No more is known of Cyril’s subsequent education; however he later joined the staff of the Bolton Borough Surveyor’s Department as a surveyor. In the 1901 census, Cyril, his mother and two siblings were still living with their Gerrard grandmother in Bolton.
On 14 November 1903, departing Southampton aboard the ship Saxon, Cyril migrated to South Africa, where he accepted a position with the Waterworks in Maitland, Cape Colony. On 5 April 1905, Cyril married Jane Lawson Ormrod at the Unitarian Chapel in Cape Town by Rev. Ramsden Balmforth. Jane was born in 1878 in Heaton, Lancashire, a township forming part of the Bolton Borough and her father, Joseph Ormrod, was a share and stockbroking agent. Jane and one of her brothers had arrived in Cape Town just prior to the wedding, travelling on board the Goorkha, leaving Southampton on 25 March 1905.
Cyril and Jane Haselden had three children, all born in South Africa:
Alexander Gerard Haselden (born 13 July 1906)
Joyce Haselden (born 29 April 1909; died 29 May 1990; married Jeffrey Adam Swindon Hepburn in 1940)
Cyril Ormrod Haselden (born 5 October 1910)

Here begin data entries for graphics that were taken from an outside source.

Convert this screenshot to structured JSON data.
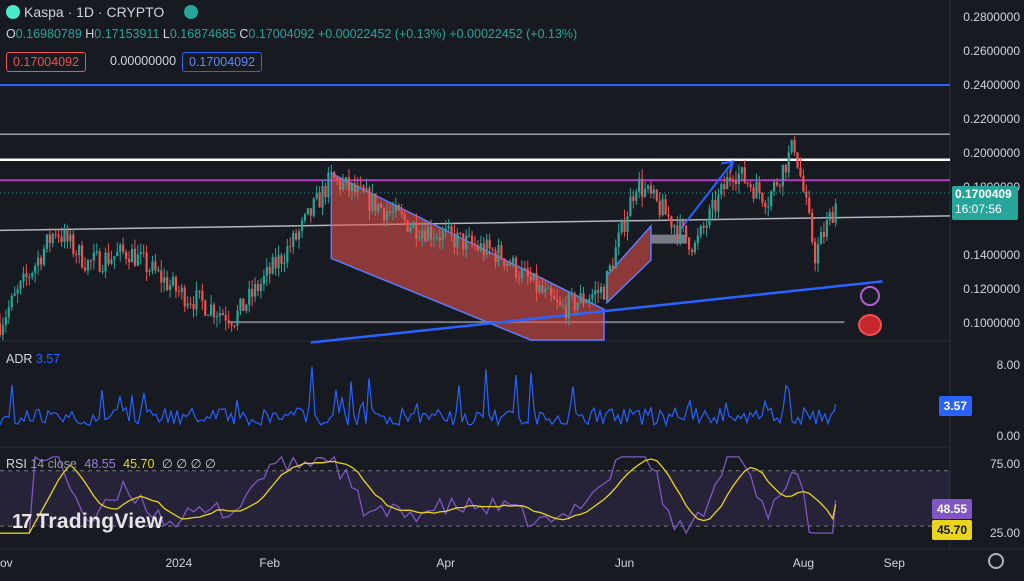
{
  "header": {
    "symbol": "Kaspa · 1D · CRYPTO",
    "ohlc": {
      "o_label": "O",
      "o": "0.16980789",
      "h_label": "H",
      "h": "0.17153911",
      "l_label": "L",
      "l": "0.16874685",
      "c_label": "C",
      "c": "0.17004092",
      "change": "+0.00022452 (+0.13%)",
      "change2": "+0.00022452 (+0.13%)"
    },
    "boxes": [
      "0.17004092",
      "0.00000000",
      "0.17004092"
    ]
  },
  "price_axis": {
    "ticks": [
      "0.2800000",
      "0.2600000",
      "0.2400000",
      "0.2200000",
      "0.2000000",
      "0.1800000",
      "0.1400000",
      "0.1200000",
      "0.1000000"
    ],
    "last_price": "0.1700409",
    "countdown": "16:07:56"
  },
  "adr": {
    "label": "ADR",
    "value": "3.57",
    "ticks": [
      "8.00",
      "0.00"
    ],
    "pill": "3.57"
  },
  "rsi": {
    "label": "RSI",
    "params": "14 close",
    "value": "48.55",
    "ma_value": "45.70",
    "extra": "∅ ∅ ∅ ∅",
    "ticks": [
      "75.00",
      "25.00"
    ],
    "pill_rsi": "48.55",
    "pill_ma": "45.70"
  },
  "time_axis": [
    "ov",
    "2024",
    "Feb",
    "Apr",
    "Jun",
    "Aug",
    "Sep"
  ],
  "watermark": "TradingView",
  "colors": {
    "up": "#26a69a",
    "down": "#ef5350",
    "rsi": "#7e57c2",
    "rsi_ma": "#e9d51b",
    "adr": "#2962ff"
  },
  "chart_data": {
    "type": "candlestick",
    "symbol": "Kaspa",
    "interval": "1D",
    "y_range": [
      0.09,
      0.29
    ],
    "x_range": [
      "2023-11-01",
      "2024-09-20"
    ],
    "ohlc_sample": [
      {
        "date": "2023-11-01",
        "c": 0.1
      },
      {
        "date": "2023-11-20",
        "c": 0.155
      },
      {
        "date": "2023-12-01",
        "c": 0.135
      },
      {
        "date": "2023-12-15",
        "c": 0.142
      },
      {
        "date": "2024-01-01",
        "c": 0.118
      },
      {
        "date": "2024-01-20",
        "c": 0.103
      },
      {
        "date": "2024-02-10",
        "c": 0.15
      },
      {
        "date": "2024-02-22",
        "c": 0.185
      },
      {
        "date": "2024-03-20",
        "c": 0.158
      },
      {
        "date": "2024-04-20",
        "c": 0.14
      },
      {
        "date": "2024-05-10",
        "c": 0.108
      },
      {
        "date": "2024-05-25",
        "c": 0.12
      },
      {
        "date": "2024-06-05",
        "c": 0.183
      },
      {
        "date": "2024-06-25",
        "c": 0.145
      },
      {
        "date": "2024-07-08",
        "c": 0.19
      },
      {
        "date": "2024-07-20",
        "c": 0.173
      },
      {
        "date": "2024-07-29",
        "c": 0.205
      },
      {
        "date": "2024-08-05",
        "c": 0.14
      },
      {
        "date": "2024-08-12",
        "c": 0.17
      }
    ],
    "levels": [
      0.24,
      0.211,
      0.196,
      0.184
    ],
    "last_close": 0.17004092,
    "adr": {
      "range": [
        0,
        9
      ],
      "last": 3.57
    },
    "rsi": {
      "range": [
        20,
        85
      ],
      "last": 48.55,
      "ma_last": 45.7,
      "bands": [
        70,
        30
      ]
    }
  }
}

Over the years, the Haselden family made numerous boat trips back to England and family members also visited them in South Africa.

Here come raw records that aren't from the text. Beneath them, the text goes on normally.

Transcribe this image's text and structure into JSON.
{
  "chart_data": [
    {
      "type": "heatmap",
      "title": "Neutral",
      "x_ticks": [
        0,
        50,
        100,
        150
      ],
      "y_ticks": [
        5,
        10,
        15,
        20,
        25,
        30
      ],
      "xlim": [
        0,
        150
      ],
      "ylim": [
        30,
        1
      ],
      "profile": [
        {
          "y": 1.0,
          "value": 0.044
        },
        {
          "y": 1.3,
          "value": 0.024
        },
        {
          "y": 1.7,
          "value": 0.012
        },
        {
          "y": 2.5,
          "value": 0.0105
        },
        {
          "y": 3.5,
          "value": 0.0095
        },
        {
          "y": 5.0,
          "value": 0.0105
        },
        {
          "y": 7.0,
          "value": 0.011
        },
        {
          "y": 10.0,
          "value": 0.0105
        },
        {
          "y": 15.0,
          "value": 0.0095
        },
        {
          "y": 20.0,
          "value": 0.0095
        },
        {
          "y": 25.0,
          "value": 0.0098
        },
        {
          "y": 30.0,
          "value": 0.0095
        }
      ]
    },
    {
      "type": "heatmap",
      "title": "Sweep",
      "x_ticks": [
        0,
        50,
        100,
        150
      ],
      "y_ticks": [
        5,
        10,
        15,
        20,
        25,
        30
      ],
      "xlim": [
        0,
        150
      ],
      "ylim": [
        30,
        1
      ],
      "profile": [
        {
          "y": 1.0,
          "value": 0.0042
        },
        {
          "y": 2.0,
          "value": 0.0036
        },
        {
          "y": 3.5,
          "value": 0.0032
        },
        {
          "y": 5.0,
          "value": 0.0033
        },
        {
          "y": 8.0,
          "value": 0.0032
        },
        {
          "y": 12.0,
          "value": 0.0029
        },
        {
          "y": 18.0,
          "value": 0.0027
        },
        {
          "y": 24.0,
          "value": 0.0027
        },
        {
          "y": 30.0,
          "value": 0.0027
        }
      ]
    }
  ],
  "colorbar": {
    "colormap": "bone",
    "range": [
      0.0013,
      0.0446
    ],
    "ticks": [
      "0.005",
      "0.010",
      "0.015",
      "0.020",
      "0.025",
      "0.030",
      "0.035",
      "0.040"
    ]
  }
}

Prior to the First World War, Cyril, Jane and the children returned to live in Spetisbury, Dorset and it was there that Cyril enlisted with the Royal Engineers and was allotted the regimental number 75347. Rising through the ranks from Corporal to Captain, Cyril served in France, and, for reasons yet unknown, he was later attached to the Australian Army Corps Headquarters. He was stationed in Maubeuge in the north of France, close to the Belgium border, when the Armistice was declared in November 1918.
Maubeuge had been under German control for practically the entire war and was only liberated by the Commonwealth forces a few days prior to the cessation of hostilities. Tragically, Cyril died on 27 November 1918, a victim of the virulent Spanish influenza pandemic which swept through Europe. He was 40 years old.
Cyril Gerrard Haselden was buried in the Sous-le-Bois Cemetery (Grave DD.7), one of three cemeteries at Maubeuge, joining 114 Commonwealth burials of the First World War. He is remembered on the Spetisbury Dorset War Memorial in the grounds of St John the Baptist Church, Bank Street Unitarian Chapel Memorial (1914-1918), Bolton County Roll of Honour (1914-1918) and the Commemorative Roll at the Australian War Memorial.
On 17 May 1922, Cyril’s widow, Jane Lawson Haselden (nee Ormrod), married James Andrews at the Spetisbury Church. James, already a Lord Justice of Appeal in the Supreme Court of Northern Ireland, was appointed Lord Chief Justice in 1937 and was created a baronet in 1942. The family lived at Eusemere, Comber in County Down, Ireland and, upon her death on 19 October 1964 (aged 86), Jane was buried in the Andrews family plot at the Comber Non Subscribing Presbyterian Church graveyard.